A Manned Mission to Mars This Decade?

The Dragon is roomy enough for a few-day trip to the ISS, but it might become pretty cramped after a couple weeks for two people, let alone the 500 days it will take for the trip to Mars and back. The trip will be spartan. One of the biggest dangers of the trip might be psychological -- humans, like rats, can become aggressive, and even murderous when confined in too-close quarters for too long. And packing enough food and water for that many months won’t leave a lot of volume for stretching out, or basic privacy.

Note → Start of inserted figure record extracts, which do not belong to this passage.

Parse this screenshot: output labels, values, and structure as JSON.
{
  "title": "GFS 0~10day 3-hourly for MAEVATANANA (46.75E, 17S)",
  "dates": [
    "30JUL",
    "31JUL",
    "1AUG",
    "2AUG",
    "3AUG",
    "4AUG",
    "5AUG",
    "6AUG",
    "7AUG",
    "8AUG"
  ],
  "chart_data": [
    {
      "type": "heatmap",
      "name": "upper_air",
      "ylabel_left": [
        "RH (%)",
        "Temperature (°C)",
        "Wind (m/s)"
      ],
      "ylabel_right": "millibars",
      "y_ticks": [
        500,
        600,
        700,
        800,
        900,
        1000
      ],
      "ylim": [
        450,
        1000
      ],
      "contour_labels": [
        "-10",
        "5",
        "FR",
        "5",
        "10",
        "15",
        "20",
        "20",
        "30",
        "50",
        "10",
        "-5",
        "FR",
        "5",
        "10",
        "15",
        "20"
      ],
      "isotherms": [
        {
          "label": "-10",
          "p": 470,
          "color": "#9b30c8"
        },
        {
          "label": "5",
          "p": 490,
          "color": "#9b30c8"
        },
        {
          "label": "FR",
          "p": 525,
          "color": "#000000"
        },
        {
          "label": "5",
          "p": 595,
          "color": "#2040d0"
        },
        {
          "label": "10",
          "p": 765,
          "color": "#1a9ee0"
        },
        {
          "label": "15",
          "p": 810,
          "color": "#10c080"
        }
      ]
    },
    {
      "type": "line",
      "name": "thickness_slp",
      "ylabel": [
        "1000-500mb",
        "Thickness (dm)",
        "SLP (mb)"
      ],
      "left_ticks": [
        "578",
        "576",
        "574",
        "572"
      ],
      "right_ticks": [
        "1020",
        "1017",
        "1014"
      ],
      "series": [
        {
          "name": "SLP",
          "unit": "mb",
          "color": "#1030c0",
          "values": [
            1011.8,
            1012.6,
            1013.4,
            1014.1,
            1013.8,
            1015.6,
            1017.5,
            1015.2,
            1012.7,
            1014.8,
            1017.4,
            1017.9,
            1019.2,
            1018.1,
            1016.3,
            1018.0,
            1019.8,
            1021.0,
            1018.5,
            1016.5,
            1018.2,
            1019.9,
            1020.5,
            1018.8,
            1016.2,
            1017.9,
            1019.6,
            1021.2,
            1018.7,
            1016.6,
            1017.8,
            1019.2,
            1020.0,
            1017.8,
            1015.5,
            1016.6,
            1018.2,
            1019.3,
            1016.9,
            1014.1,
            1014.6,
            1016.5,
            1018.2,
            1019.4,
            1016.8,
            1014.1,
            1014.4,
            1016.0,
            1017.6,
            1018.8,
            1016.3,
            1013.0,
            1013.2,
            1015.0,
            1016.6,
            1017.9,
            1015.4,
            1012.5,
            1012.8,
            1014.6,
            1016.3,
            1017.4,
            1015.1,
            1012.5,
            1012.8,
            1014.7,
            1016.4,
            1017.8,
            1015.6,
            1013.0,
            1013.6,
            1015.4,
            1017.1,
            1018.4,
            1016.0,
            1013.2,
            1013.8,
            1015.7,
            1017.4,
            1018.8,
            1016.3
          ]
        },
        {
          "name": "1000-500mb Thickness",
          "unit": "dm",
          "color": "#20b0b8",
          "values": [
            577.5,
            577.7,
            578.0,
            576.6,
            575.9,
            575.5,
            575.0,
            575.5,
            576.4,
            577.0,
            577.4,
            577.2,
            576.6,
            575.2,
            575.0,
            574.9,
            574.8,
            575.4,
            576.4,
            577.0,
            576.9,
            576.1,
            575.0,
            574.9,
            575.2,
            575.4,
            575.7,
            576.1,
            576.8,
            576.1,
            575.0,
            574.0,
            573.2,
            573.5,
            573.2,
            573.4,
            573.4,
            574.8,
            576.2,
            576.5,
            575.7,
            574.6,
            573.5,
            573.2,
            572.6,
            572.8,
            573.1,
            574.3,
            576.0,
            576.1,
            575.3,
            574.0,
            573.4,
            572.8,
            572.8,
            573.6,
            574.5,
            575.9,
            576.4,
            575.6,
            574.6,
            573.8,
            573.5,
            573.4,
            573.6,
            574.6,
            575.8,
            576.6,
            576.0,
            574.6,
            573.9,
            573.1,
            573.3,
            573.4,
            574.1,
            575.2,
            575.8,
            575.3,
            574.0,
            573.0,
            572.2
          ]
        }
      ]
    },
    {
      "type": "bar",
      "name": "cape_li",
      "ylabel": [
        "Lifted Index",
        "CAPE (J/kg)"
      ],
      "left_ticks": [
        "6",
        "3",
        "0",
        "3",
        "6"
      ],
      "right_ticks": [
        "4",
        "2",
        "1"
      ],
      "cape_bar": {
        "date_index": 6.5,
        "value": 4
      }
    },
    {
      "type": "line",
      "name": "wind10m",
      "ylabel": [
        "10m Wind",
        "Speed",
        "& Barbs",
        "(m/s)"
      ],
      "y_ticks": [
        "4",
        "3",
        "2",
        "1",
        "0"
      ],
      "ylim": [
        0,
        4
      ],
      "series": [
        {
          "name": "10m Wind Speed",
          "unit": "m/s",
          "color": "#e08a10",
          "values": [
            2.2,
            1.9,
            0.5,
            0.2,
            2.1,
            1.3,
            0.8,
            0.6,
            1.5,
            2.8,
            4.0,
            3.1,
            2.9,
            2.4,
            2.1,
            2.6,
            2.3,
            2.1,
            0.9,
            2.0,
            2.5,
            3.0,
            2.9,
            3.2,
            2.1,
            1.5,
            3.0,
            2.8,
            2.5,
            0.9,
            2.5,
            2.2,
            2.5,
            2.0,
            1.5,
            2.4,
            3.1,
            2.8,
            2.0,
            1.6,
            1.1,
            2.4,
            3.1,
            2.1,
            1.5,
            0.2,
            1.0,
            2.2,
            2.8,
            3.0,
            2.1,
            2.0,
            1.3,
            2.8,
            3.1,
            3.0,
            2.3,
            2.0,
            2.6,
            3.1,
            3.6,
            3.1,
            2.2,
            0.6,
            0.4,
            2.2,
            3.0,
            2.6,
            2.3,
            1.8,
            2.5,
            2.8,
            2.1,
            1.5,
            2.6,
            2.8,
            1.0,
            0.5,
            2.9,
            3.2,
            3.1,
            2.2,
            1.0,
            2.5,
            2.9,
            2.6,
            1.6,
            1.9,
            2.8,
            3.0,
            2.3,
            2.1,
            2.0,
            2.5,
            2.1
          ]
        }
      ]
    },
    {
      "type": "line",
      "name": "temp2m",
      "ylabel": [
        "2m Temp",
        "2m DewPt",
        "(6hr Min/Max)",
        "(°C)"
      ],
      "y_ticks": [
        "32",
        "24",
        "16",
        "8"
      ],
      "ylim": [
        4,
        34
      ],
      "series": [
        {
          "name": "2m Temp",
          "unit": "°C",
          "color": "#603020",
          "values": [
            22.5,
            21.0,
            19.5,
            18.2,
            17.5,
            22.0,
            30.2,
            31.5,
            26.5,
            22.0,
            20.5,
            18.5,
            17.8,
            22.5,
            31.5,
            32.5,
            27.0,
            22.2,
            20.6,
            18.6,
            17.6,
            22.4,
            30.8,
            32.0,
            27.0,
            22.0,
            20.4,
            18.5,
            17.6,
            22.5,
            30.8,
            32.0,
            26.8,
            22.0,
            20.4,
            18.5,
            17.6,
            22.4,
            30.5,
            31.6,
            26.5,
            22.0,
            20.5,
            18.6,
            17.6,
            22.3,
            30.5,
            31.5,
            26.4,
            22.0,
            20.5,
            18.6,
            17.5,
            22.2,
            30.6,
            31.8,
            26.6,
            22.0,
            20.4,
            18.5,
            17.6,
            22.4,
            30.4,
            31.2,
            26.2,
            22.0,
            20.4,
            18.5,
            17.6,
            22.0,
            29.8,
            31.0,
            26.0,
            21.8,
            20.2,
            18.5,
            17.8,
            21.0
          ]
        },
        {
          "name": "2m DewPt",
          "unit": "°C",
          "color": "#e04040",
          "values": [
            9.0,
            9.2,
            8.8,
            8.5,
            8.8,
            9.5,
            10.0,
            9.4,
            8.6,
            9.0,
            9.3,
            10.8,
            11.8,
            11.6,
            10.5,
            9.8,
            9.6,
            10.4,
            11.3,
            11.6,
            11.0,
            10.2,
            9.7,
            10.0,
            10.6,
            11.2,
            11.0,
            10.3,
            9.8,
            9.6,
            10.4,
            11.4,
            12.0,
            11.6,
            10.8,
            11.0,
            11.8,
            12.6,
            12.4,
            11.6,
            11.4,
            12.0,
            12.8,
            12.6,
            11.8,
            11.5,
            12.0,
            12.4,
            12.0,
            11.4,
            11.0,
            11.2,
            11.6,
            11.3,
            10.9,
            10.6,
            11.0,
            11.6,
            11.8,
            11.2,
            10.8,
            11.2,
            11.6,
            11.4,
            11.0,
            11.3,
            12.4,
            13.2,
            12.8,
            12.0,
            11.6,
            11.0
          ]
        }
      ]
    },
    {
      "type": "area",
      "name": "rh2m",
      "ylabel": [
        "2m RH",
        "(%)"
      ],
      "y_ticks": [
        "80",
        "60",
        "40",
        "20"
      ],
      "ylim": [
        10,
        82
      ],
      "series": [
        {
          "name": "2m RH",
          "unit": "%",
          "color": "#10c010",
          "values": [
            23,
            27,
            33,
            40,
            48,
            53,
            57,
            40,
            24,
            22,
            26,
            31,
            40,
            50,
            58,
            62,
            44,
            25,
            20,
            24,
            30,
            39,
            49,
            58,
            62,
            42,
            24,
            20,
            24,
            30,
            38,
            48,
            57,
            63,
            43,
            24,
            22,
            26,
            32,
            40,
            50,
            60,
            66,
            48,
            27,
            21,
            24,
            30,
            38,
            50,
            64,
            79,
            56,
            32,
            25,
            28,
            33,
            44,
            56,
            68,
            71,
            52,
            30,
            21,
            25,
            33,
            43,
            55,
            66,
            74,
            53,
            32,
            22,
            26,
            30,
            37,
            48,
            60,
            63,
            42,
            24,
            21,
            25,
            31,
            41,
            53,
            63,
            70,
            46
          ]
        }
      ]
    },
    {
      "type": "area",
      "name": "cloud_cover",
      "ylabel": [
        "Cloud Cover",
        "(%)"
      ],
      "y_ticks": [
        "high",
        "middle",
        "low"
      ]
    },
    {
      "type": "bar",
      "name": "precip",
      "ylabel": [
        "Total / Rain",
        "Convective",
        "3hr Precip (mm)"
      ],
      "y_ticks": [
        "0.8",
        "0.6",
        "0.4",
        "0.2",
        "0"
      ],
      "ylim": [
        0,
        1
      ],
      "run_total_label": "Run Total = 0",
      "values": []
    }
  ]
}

And even if they manage to survive the trip without killing each other, radiation in deep space will be a major issue. Most NASA plans for Mars missions assume the use of large amounts of water for shielding, but there isn’t enough volume or mass to have that in the Dragon. Other health problems will arise from the long period spent in weightlessness, which deconditions the cardiovascular system and reduces bone density, and even affects eyesight. But for this mission, that won’t be a problem until the return to earth, since there are no plans to descend into the gravity well of Mars or operate on the alien world.

Some of these problems  -- the lack of habitable volume the radiation issues, for example -- could be alleviated with a larger vehicle, such as a Bigelow BA 330 module. Coupling the Dragon with such a facility would make the trip relatively luxurious, but also much more costly in terms of required mass delivered to orbit, demanding multiple Falcon Heavy flights, rather than a single one. Between the extra launches and the cost of the Bigelow module, it would take the mission costs from less than half a billion to closer to a full billion. On the other hand, it would allow more people to go in more comfort, so perhaps the money could be raised with additional ticket sales.

One thing is certain — this is not a mission that NASA, in its institutional risk aversion (encouraged by Congress) could or would attempt, particularly since it would have the appearance of a stunt, with no scientific benefit. If it occurs, such boldness will be left to the private sector. And that’s perhaps not such a bad thing. In any event, we’ll find out when they make their formal announcement early next month, a week from Sunday.